14.
Estados de ánimo más estables

En una aldea china vivía un labrador con su hijo. Eran humildes y, aparte de la tierra, su única posesión era un caballo. Un mal día, el animal se escapó y dejó al hombre sin fuerza motriz para arar la tierra. Cuando sus vecinos acudieron a consolarle, él les agradeció la visita y preguntó:

—¿Cómo podéis saber que ha sido una desgracia?

Todos se extrañaron de ese comentario y, al marcharse, comentaban en voz baja:

—No quiere aceptar la realidad. Dejemos que piense lo que quiera, con tal de que no se entristezca.

Una semana más tarde, el caballo retornó al establo, pero no venía solo: traía una hermosa yegua como compañía.

Al enterarse, todos entendieron la reacción del labrador. Fueron a visitarle y le felicitaron por su suerte:

—Antes tenías un solo caballo. Ahora tienes dos. ¡Enhorabuena!

—Muchas gracias por vuestras palabras —respondió el labrador—. Pero ¿cómo podéis saber que es una bendición?

Esta vez pensaron que se había vuelto loco:

—¿Será posible que no entienda que Dios le ha enviado un regalo?

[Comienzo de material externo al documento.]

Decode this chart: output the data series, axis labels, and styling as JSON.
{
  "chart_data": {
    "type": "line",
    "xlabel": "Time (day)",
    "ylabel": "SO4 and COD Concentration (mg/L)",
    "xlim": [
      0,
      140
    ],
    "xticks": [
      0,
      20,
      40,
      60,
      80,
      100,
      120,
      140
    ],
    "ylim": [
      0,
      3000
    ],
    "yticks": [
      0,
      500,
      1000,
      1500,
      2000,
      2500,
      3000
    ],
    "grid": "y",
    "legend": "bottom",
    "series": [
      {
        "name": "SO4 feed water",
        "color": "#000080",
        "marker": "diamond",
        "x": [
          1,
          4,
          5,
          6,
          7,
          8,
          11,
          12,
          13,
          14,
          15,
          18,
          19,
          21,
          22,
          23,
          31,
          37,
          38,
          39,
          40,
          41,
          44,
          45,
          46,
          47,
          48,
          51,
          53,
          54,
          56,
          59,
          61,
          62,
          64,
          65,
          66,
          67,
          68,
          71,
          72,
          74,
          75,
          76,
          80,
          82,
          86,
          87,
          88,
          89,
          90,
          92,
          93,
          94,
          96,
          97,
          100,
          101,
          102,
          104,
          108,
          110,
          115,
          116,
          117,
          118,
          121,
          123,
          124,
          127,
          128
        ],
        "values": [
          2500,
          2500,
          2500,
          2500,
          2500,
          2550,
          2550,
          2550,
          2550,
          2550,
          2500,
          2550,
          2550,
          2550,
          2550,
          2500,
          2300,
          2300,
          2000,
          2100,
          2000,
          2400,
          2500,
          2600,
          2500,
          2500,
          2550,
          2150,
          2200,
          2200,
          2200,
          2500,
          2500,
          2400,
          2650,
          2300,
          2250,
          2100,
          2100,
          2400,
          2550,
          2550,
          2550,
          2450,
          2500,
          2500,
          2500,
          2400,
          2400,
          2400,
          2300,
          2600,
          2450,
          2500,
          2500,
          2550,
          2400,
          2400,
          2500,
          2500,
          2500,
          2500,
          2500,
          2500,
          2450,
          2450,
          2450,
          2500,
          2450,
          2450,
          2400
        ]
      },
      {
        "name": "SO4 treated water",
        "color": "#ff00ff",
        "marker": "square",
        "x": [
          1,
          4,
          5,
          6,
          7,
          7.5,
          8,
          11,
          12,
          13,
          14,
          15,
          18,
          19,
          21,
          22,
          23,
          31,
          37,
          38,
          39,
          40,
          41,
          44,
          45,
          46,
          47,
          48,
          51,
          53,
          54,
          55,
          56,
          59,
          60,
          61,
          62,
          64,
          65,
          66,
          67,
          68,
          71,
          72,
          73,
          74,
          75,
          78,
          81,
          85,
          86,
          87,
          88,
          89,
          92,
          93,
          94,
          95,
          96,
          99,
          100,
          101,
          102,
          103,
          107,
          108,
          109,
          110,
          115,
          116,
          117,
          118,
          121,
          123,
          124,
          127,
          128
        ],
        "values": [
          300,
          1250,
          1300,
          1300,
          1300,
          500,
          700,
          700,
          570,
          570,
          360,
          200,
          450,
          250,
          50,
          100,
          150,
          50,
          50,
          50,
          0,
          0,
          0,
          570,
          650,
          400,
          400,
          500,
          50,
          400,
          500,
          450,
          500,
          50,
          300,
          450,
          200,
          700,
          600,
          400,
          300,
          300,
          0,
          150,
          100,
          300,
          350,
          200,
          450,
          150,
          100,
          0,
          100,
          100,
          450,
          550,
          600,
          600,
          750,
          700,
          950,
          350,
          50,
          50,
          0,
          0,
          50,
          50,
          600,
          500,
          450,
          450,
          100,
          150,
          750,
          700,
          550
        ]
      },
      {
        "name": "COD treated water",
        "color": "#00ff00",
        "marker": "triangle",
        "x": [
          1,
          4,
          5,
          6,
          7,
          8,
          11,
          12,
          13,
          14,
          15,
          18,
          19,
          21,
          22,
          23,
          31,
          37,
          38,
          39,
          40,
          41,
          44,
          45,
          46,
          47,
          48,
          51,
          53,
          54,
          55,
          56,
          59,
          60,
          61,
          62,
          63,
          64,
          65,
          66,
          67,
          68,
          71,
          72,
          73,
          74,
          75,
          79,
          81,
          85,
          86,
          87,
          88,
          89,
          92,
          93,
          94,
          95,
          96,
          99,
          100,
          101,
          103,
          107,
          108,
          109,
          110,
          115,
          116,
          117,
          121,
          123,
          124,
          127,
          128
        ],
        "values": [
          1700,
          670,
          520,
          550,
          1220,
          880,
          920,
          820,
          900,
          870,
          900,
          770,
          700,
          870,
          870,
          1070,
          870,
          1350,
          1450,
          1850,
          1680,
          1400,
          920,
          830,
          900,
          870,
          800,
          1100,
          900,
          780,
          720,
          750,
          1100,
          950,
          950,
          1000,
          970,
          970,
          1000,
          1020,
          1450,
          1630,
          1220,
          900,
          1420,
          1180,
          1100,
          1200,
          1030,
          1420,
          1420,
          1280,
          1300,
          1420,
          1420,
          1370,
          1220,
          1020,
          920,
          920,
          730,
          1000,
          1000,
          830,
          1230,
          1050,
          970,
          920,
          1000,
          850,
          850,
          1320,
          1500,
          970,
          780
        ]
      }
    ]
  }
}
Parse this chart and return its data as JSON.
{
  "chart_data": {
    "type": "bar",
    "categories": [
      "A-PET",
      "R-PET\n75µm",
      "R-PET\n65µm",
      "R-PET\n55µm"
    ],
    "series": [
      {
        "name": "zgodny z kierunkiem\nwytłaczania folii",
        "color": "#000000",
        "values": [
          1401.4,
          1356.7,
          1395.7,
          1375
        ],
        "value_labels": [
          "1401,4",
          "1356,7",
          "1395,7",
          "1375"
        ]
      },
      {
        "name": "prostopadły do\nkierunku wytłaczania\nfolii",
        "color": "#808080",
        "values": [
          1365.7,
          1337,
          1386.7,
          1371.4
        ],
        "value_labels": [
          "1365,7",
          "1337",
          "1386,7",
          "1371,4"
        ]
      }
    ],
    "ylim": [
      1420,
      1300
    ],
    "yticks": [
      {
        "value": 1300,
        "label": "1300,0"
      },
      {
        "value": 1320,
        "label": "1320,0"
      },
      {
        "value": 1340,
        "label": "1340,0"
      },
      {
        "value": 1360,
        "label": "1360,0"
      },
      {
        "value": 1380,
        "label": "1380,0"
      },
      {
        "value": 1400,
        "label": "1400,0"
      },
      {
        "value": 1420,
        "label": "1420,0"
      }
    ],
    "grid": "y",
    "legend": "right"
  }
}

Poco después, el hijo del labrador decidió domesticar a la yegua, pero el animal saltó de una manera inesperada y golpeó al muchacho rompiéndole una pierna.

Los vecinos fueron de nuevo a ver al labrador. El alcalde, solemne, declaró que todos estaban muy tristes por lo sucedido.

El hombre agradeció el cariño, pero preguntó:

—¿Cómo podéis saber si lo ocurrido ha sido una desgracia?

Todos se quedaron estupefactos, pues nadie duda de que el accidente de un hijo es una tragedia. Al salir de la casa del labrador, se decían entre sí:

—¡Este hombre está fatal! Su único hijo se puede quedar cojo y aún duda de que lo ocurrido sea una adversidad.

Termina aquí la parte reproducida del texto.